“His friends?” she asked.
I nodded and squeezed her hands.
“What good is friends when you ain’t got nuthin’ and they never call?”
“They might know something, Mrs. Tarr. He might have said something about where he was hanging out.”
“They put a eviction notice on my door,” she said. “Where Perry’s friends gonna be when I’m out on the street with twelve kids? Where the police gonna be when I’m diggin’ through trash cans tryin’ t’feed my babies?” She looked at me then. “Where you gonna be when that’s happenin’? I’ll tell you where, asleep in your bed while we livin’ with the rats.”
Being poor and being black were not the same things in America, not exactly. But there were many truths that all black people and poor persons of every color had in common. One of the most important particulars in our lives was the understanding of the parable of the Gordian knot. You had to be able to cut through that which bound you. Maybe that was leaving a woman behind or breaking into a bank under cover of darkness; maybe it was bowing your head and saying “Yessir” when a man had just called your wife a whore and your children dogs. Maybe you spent your whole life like some John Henry banging away at a boulder that would never give.
I took a hundred-dollar bill from my wallet and pressed it into Meredith’s hand. I could have cajoled her, called a social worker, talked until I was blue in the face. But the knot was the rent and the sword was that hundred-dollar bill.
“What’s this?” she asked, lucid at last.
“It’s what you need, right?”
Leafa was standing in the doorway behind her mother. I was happy that she had witnessed our exchange.
“Mama?” Leafa said.
“Is somebody hurt?” Meredith asked, still watching me.
“No.”
“Can you take care of it?”
“Yeah, I guess.”
“Then go away, baby. I’ll be there in a few minutes.”
Leafa backed out of the room as Meredith sat up straight.
“Why you givin’ this to me?” she asked suspiciously.
“My client is paying,” I said truthfully. “I need to know who Perry’s friends are, and you need the rent. I’ll put you down in my books as an informant.”
It was a logic that she had never encountered before. Nothing in her life had ever had monetary value, just cost or sweat.
“I give you the names of three worthless niggahs and I can keep this here money?”
“The money is yours,” I said. “I just gave it to you. Now I’m asking for those names.”
Leafa appeared again at the doorway. This time she remained silent.
“That don’t make no sense,” Meredith said. She was angry.
“You’re right,” I said. “It’s what they call irrational. But you see, Mrs. Tarr, we, all human beings, just think we’re rational when really we never do anything that makes sense. What sense does it make to throw a poor woman and her kids into the street? What sense does it make for a man to hate me for my accent or my skin color? What sense war or TV shows, guns or Pericles’ dying?”
I got to her with that. Her life, my life, President Johnson’s life in the White House, none of it made any sense. We were all crazy, pretending that our lives were sane.
30
There was a small park down in the center of Watts next to a giant sculpture called the Watts Towers. The gaudy towers were built by a man named Rodia over a period of thirty-three years. He built them from refuse and simple material. It was a whimsical place in a very grim part of town.

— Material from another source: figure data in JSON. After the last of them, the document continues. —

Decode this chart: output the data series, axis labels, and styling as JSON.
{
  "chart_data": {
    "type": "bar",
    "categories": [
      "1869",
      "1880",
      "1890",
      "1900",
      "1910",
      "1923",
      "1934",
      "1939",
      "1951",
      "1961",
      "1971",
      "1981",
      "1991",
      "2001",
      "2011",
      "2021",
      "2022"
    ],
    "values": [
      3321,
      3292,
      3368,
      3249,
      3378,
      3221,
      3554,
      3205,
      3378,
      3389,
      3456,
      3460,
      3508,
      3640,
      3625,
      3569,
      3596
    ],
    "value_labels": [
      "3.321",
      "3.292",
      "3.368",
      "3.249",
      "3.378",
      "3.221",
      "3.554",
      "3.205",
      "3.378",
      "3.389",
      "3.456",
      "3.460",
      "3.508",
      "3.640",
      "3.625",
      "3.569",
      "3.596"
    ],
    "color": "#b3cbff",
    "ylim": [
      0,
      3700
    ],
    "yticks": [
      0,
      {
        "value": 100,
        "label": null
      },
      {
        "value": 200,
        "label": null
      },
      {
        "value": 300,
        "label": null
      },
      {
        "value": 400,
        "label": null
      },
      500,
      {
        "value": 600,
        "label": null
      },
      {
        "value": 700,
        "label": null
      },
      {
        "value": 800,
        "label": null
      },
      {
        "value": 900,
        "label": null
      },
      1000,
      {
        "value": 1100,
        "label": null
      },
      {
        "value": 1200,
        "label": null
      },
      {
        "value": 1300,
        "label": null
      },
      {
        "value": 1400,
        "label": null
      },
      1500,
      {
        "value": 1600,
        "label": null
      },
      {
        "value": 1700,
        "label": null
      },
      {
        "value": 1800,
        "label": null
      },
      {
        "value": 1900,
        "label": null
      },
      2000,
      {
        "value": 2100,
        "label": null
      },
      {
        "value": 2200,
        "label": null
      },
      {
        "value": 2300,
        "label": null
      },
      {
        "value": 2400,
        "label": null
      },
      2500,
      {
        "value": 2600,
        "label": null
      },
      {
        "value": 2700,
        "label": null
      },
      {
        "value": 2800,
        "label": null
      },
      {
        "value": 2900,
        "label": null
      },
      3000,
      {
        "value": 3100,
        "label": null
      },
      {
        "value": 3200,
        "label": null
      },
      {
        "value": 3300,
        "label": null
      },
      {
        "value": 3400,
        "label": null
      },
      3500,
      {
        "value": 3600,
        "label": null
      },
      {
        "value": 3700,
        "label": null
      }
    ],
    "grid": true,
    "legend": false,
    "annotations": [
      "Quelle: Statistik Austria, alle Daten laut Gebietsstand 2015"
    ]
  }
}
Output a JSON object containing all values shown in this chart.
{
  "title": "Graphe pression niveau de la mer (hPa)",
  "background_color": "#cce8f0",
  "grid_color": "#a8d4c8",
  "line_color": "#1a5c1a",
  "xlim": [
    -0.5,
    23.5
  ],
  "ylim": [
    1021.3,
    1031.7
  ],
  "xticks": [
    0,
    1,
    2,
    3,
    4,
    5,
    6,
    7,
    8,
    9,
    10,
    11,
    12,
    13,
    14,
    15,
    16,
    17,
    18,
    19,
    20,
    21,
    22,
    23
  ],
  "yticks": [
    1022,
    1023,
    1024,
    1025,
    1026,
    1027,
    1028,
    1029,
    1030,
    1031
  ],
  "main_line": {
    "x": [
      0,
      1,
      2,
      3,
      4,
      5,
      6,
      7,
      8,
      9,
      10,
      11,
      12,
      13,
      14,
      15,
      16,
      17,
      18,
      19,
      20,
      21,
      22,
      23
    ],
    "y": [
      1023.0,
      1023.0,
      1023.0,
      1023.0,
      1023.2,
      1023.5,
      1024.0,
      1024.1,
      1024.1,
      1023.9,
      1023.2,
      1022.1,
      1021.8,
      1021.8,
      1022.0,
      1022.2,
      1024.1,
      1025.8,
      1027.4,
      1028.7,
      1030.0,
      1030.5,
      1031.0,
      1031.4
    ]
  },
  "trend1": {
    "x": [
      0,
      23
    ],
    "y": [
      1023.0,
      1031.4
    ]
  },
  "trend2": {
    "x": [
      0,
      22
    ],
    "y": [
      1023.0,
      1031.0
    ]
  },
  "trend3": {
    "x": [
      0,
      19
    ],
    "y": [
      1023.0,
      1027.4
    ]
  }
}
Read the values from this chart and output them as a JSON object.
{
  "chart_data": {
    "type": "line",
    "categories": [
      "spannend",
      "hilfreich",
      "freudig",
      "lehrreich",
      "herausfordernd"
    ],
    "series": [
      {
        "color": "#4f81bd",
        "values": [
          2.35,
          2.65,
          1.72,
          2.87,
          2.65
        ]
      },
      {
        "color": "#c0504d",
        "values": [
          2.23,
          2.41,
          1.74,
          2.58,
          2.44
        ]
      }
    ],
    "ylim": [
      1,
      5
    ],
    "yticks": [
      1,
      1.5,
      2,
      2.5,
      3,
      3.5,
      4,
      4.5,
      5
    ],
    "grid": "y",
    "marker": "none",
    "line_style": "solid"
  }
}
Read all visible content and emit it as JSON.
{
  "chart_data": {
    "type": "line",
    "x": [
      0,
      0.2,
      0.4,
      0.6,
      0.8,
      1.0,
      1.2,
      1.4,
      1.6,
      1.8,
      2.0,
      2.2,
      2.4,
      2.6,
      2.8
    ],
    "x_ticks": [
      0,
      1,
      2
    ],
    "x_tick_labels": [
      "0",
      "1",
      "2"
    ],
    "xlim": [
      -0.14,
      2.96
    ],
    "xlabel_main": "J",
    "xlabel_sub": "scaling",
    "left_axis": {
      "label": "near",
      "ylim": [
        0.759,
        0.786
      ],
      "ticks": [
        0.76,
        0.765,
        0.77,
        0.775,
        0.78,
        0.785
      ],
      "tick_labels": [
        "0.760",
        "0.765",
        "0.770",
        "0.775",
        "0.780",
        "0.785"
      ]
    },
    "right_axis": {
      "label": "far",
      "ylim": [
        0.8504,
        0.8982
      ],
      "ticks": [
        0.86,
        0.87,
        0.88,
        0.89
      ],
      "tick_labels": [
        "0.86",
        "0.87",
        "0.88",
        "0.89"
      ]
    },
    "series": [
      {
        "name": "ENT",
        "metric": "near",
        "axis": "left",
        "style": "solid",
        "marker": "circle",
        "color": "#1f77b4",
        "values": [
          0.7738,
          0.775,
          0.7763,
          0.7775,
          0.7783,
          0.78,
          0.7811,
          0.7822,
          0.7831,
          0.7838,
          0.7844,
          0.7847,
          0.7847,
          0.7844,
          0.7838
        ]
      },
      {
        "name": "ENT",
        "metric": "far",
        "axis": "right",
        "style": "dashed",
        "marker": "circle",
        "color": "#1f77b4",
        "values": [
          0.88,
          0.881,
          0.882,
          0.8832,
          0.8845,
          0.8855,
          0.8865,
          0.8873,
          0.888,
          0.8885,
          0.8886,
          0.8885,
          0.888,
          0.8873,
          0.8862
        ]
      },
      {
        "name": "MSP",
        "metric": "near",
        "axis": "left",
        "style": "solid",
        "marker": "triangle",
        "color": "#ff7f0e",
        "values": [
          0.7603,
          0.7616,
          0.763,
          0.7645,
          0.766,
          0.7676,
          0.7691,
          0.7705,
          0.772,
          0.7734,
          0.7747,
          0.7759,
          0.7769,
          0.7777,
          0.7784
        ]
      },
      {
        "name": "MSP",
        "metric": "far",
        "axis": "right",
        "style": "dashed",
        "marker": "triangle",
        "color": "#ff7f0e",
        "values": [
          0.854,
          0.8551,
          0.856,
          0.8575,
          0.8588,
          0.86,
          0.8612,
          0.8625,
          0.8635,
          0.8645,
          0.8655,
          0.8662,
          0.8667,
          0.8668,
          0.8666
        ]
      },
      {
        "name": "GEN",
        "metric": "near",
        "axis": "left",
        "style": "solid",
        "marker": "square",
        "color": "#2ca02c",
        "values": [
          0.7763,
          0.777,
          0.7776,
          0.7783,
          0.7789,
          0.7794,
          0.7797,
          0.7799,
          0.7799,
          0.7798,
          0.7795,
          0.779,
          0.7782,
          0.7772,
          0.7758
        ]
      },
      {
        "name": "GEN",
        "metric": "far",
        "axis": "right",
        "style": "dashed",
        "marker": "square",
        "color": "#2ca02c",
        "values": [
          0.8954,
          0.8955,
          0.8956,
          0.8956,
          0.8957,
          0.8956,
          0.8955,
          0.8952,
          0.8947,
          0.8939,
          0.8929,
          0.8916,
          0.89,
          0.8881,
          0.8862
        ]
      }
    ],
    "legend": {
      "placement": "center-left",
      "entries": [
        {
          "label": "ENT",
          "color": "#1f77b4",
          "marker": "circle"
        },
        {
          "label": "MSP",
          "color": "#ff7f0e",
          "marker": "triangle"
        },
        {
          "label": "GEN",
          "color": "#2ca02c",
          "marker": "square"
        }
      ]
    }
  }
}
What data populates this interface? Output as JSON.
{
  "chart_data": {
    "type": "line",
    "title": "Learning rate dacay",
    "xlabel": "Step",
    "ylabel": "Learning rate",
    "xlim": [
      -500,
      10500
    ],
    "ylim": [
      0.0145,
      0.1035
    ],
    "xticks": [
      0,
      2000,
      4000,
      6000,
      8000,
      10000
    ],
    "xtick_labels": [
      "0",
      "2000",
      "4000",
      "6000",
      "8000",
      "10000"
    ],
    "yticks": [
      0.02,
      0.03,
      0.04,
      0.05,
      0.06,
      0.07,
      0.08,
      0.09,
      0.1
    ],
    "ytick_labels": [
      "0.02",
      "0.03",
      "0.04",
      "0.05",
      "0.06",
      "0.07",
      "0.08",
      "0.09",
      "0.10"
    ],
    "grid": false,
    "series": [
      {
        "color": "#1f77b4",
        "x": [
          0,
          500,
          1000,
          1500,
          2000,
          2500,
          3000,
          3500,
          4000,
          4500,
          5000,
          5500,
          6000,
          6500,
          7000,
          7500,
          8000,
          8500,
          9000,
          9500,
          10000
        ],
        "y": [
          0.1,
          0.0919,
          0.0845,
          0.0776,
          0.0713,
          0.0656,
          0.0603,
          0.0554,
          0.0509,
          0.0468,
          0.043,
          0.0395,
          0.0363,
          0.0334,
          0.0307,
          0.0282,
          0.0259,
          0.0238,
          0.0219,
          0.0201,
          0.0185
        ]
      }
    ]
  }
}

The park had a few trees and picnic tables on grass worn thin by hundreds of children’s tramping feet. Meredith Tarr had told me that Timor Reed and Blix Redford were there almost every day, “Drinkin’ gin and wastin’ time.” Pericles would go to visit Tim and Blix once a week or so to share their rotgut and play checkers.
I got there just before noon. There was loud music coming from one house across the street, two teenage lovers playing hooky in order to study the facts of life, and two men of uncertain age sitting across from each other at a redwood picnic table, leaning over a folding paper checkerboard. The board was held together by once clear, now yellowing adhesive tape. About half of the pieces were light-colored stones with crayon X’s, either red or black, scrawled on top.
Looking at those men and that board, I felt as if I were witnessing the devolution of a culture. The decrepit park, the shabby clothes Blix and Timor wore, even Otis Redding moaning about the dock of the bay on tinny but loud speakers, spoke of a world that was grinding to a halt.
“Mr. Reed. Mr. Redford,” I said to the men.
They looked up at me like two soldiers from vastly disparate battlefields who had died simultaneously and were now sitting in Limbo awaiting the verdict of Valhalla.
One man was fat and wore a gray-and-black hat with tiny ventilation eyes sewn in along the side and an old gray trench coat. From Meredith’s description, I knew this was Blix Redford. He smiled expectantly and stood up, saying, “Yes, sir, do I know you?”